With immediate effect, TÜV Informationstechnik GmbH (TÜViT) and FIDES Treuhand GmbH & Co. KG Wirtschaftsprüfungsgesellschaft (FIDES) will collaborate in conducting audits in accordance with the C5 catalog of the BSI. This partnership combines the auditing procedure model of the renowned auditing company FIDES with the know-how of TÜViT, which is accredited in the ISMS sector. As the C5 catalog covers different ISMS standards, the certified IT security service provider will be able to provide the company with optimum support when conducting audits in the future.
The Cloud Computing Compliance Controls Catalog, C5 for short, combines, among other things, the auditing requirements from the international auditing standard ISAE 3000 and the national standard PS 951 of the Institut der Wirtschaftsprüfer in Deutschland e.V. with the technical requirements from e.g. DIN/EN ISO 27001 and the BSI - IT Baseline Protection. According to the requirements of the Federal Office for Information Security (BSI), the implementation and certification of cloud solutions according to the C5 should be performed by an auditor such as FIDES.

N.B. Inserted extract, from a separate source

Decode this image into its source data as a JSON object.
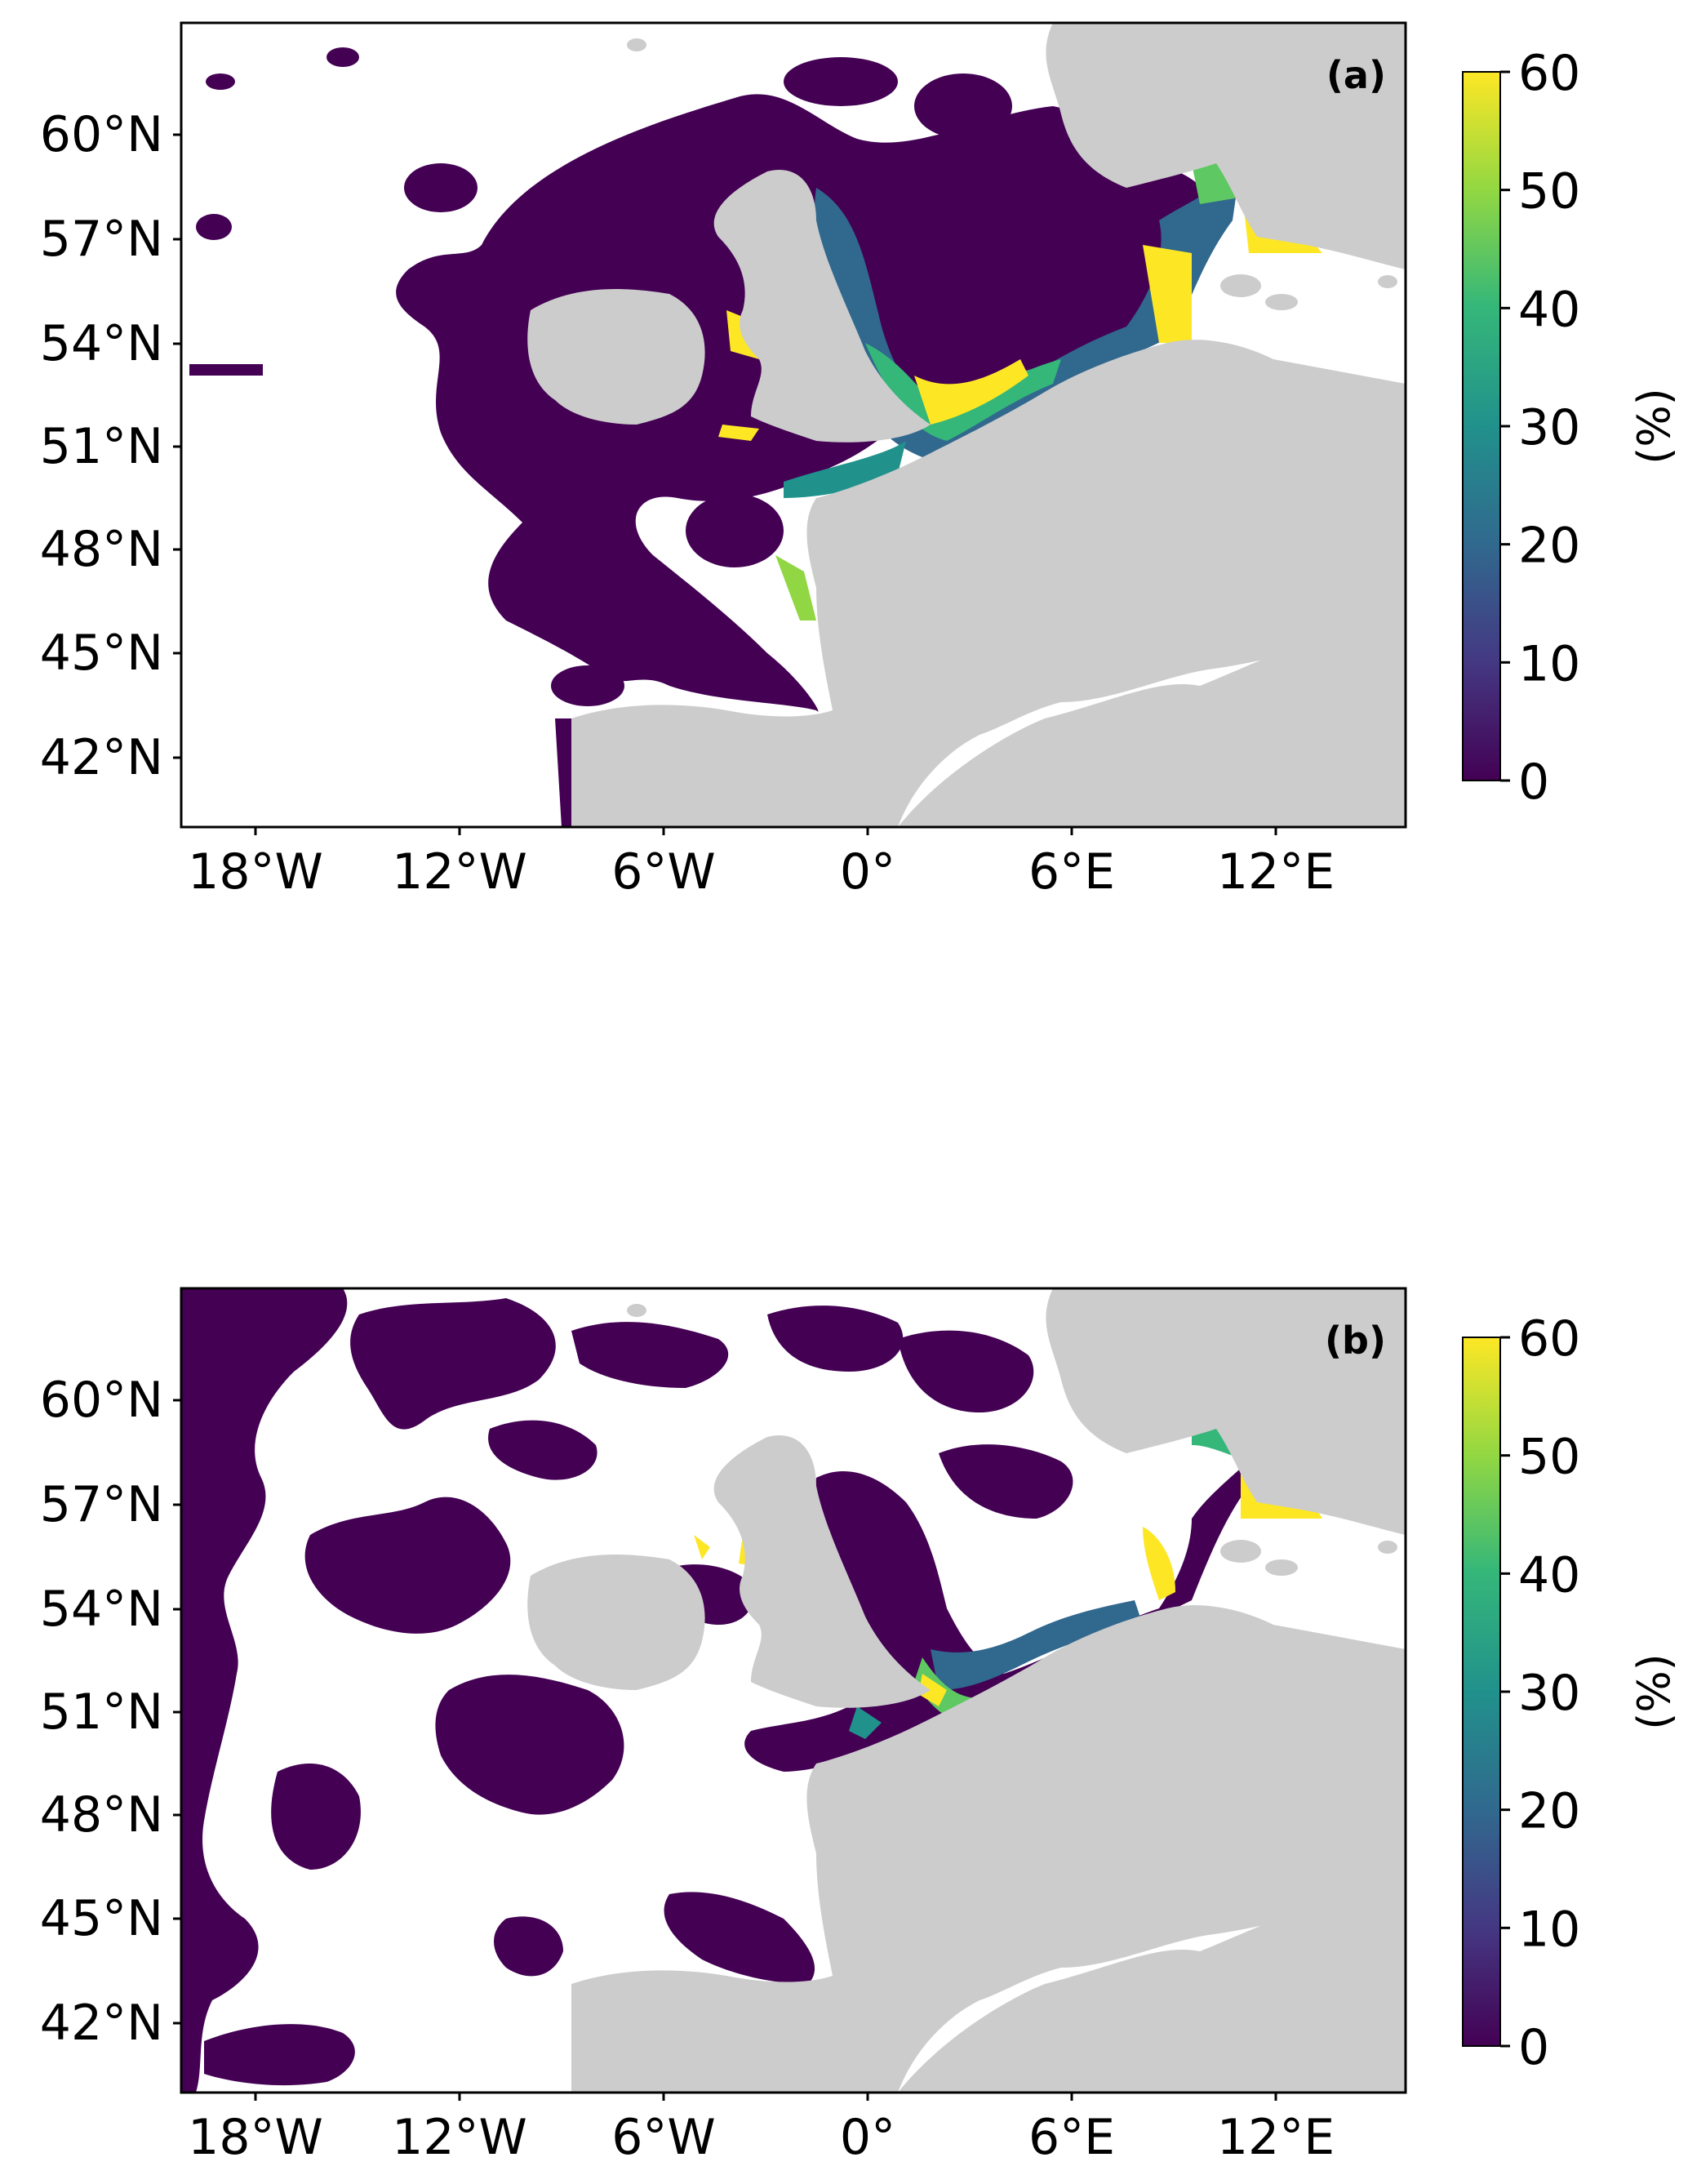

First published in 2016, the C5 catalog has meanwhile established itself as the national and international security standard for the Cloud industry. The criteria catalog is used by cloud computing providers to implement and evaluate their own structures. In this context, it defines a security level for cloud services which, according to the BSI, represents the minimum level of IT security required. At the same time it offers C5 users the opportunity to evaluate and select from the cloud services on offer. The result of the audit is a C5 certificate for the security and monitoring measures of the provider, which confirms their adequacy and effectiveness. The C5 catalog is now available in the current 2020 version, which includes requirements derived from the EU Cybersecurity Act.
Federal agencies, among others, also benefit from an audit, as they can prove that they suitably fulfill the basic requirements of C5 when using external cloud services. However, other cloud users can also receive an objective assessment by an independent third party in the form of a C5 audit. As a result, audits carried out in accordance with the C5 catalog establish a high level of overall trust in the cloud computing provider and help to ensure greater transparency.

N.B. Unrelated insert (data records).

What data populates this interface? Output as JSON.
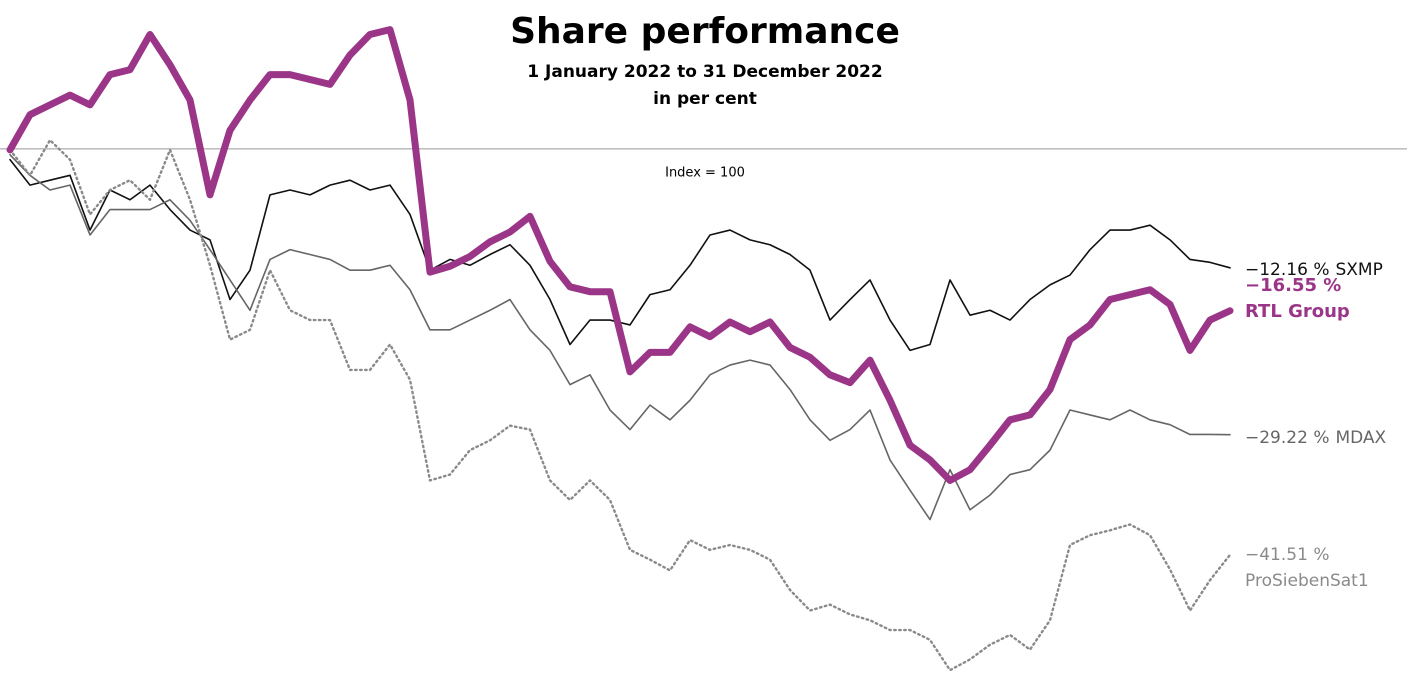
{
  "chart_data": {
    "type": "line",
    "title": "Share performance",
    "subtitle": "1 January 2022 to 31 December 2022",
    "unit_note": "in per cent",
    "reference": {
      "value": 100,
      "label": "Index = 100"
    },
    "ylim": [
      46,
      114
    ],
    "series": [
      {
        "name": "SXMP",
        "change_label": "−12.16 %",
        "color": "#111111",
        "width": 1.6,
        "style": "solid",
        "values": [
          98.9,
          96.3,
          96.8,
          97.3,
          91.7,
          95.8,
          94.8,
          96.3,
          93.8,
          91.7,
          90.7,
          84.6,
          87.6,
          95.3,
          95.8,
          95.3,
          96.3,
          96.8,
          95.8,
          96.3,
          93.3,
          87.6,
          88.7,
          88.1,
          89.2,
          90.2,
          88.1,
          84.6,
          80.0,
          82.5,
          82.5,
          82.0,
          85.1,
          85.6,
          88.1,
          91.2,
          91.7,
          90.7,
          90.2,
          89.2,
          87.6,
          82.5,
          84.6,
          86.6,
          82.5,
          79.4,
          80.0,
          86.6,
          83.0,
          83.5,
          82.5,
          84.6,
          86.1,
          87.1,
          89.7,
          91.7,
          91.7,
          92.2,
          90.7,
          88.7,
          88.4,
          87.84
        ]
      },
      {
        "name": "MDAX",
        "change_label": "−29.22 %",
        "color": "#666666",
        "width": 1.6,
        "style": "solid",
        "values": [
          99.4,
          97.3,
          95.8,
          96.3,
          91.2,
          93.8,
          93.8,
          93.8,
          94.8,
          92.7,
          89.7,
          86.6,
          83.5,
          88.7,
          89.7,
          89.2,
          88.7,
          87.6,
          87.6,
          88.1,
          85.6,
          81.5,
          81.5,
          82.5,
          83.5,
          84.6,
          81.5,
          79.4,
          75.9,
          76.9,
          73.3,
          71.3,
          73.8,
          72.3,
          74.3,
          76.9,
          77.9,
          78.4,
          77.9,
          75.4,
          72.3,
          70.2,
          71.3,
          73.3,
          68.2,
          65.1,
          62.1,
          67.2,
          63.1,
          64.6,
          66.7,
          67.2,
          69.2,
          73.3,
          72.8,
          72.3,
          73.3,
          72.3,
          71.8,
          70.8,
          70.8,
          70.78
        ]
      },
      {
        "name": "ProSiebenSat1",
        "change_label": "−41.51 %",
        "color": "#8a8a8a",
        "width": 2.4,
        "style": "dotted",
        "values": [
          99.9,
          97.3,
          100.9,
          98.9,
          93.3,
          95.8,
          96.8,
          94.8,
          99.9,
          94.8,
          88.1,
          80.5,
          81.5,
          87.6,
          83.5,
          82.5,
          82.5,
          77.4,
          77.4,
          80.0,
          76.4,
          66.1,
          66.7,
          69.2,
          70.2,
          71.7,
          71.3,
          66.1,
          64.1,
          66.1,
          64.1,
          59.0,
          58.0,
          56.9,
          60.0,
          59.0,
          59.5,
          59.0,
          58.0,
          54.9,
          52.8,
          53.4,
          52.4,
          51.8,
          50.8,
          50.8,
          49.8,
          46.7,
          47.8,
          49.3,
          50.3,
          48.8,
          51.8,
          59.5,
          60.5,
          61.0,
          61.6,
          60.5,
          57.0,
          52.8,
          55.9,
          58.49
        ]
      },
      {
        "name": "RTL Group",
        "change_label": "−16.55 %",
        "color": "#9b3587",
        "width": 7,
        "style": "solid",
        "values": [
          99.9,
          103.5,
          104.5,
          105.5,
          104.5,
          107.6,
          108.1,
          111.7,
          108.6,
          105.0,
          95.3,
          101.9,
          105.0,
          107.6,
          107.6,
          107.1,
          106.6,
          109.6,
          111.7,
          112.2,
          105.0,
          87.4,
          88.0,
          89.0,
          90.5,
          91.5,
          93.1,
          88.5,
          85.9,
          85.4,
          85.4,
          77.2,
          79.2,
          79.2,
          81.8,
          80.8,
          82.3,
          81.3,
          82.3,
          79.7,
          78.7,
          76.9,
          76.1,
          78.4,
          74.3,
          69.7,
          68.2,
          66.1,
          67.2,
          69.7,
          72.3,
          72.8,
          75.4,
          80.5,
          82.0,
          84.6,
          85.1,
          85.6,
          84.1,
          79.4,
          82.5,
          83.45
        ]
      }
    ]
  }
}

Interested parties can now have the relevant audits carried out by the expert team consisting of FIDES and TÜViT.
About FIDES
FIDES is one of the leading auditing and consulting firms in Germany. In addition to its headquarters in Bremen, founded in 1919, the company has branches in Hamburg, Hanover, Bremerhaven, Osnabrück, Rostock and Berlin. 35 partners serve medium-sized companies, groups of companies, companies of public interest and public enterprises as well as non-profit organizations throughout Germany. FIDES operates with an interdisciplinary approach in the fields of auditing, tax law, IT and business consulting. FIDES works in cooperation with the law firm Nölle und Stoevesandt. Currently more than 300 employees, including over 100 auditors, tax advisors, lawyers and IT consultants, work for FIDES.
About TÜVIT
TÜV Informationstechnik GmbH focuses solely on security in information technology and, as an independent testing service provider for IT security, is an international leader. Numerous corporations already benefit from the TÜVIT-tested security. Its portfolio includes cyber security, software and hardware evaluation, IoT/Industry 4.0, data protection, ISMS, Smart Energy, mobile security, automotive security, eID and identity verification services as well as the testing and certification of data centers for physical security and high availability. TÜV Informationstechnik, founded in 1995 and headquartered in Essen, Germany, is a member of the TÜV NORD GROUP, one of the world's largest technology service providers with over 10,000 employees and business activities in 70 countries worldwide.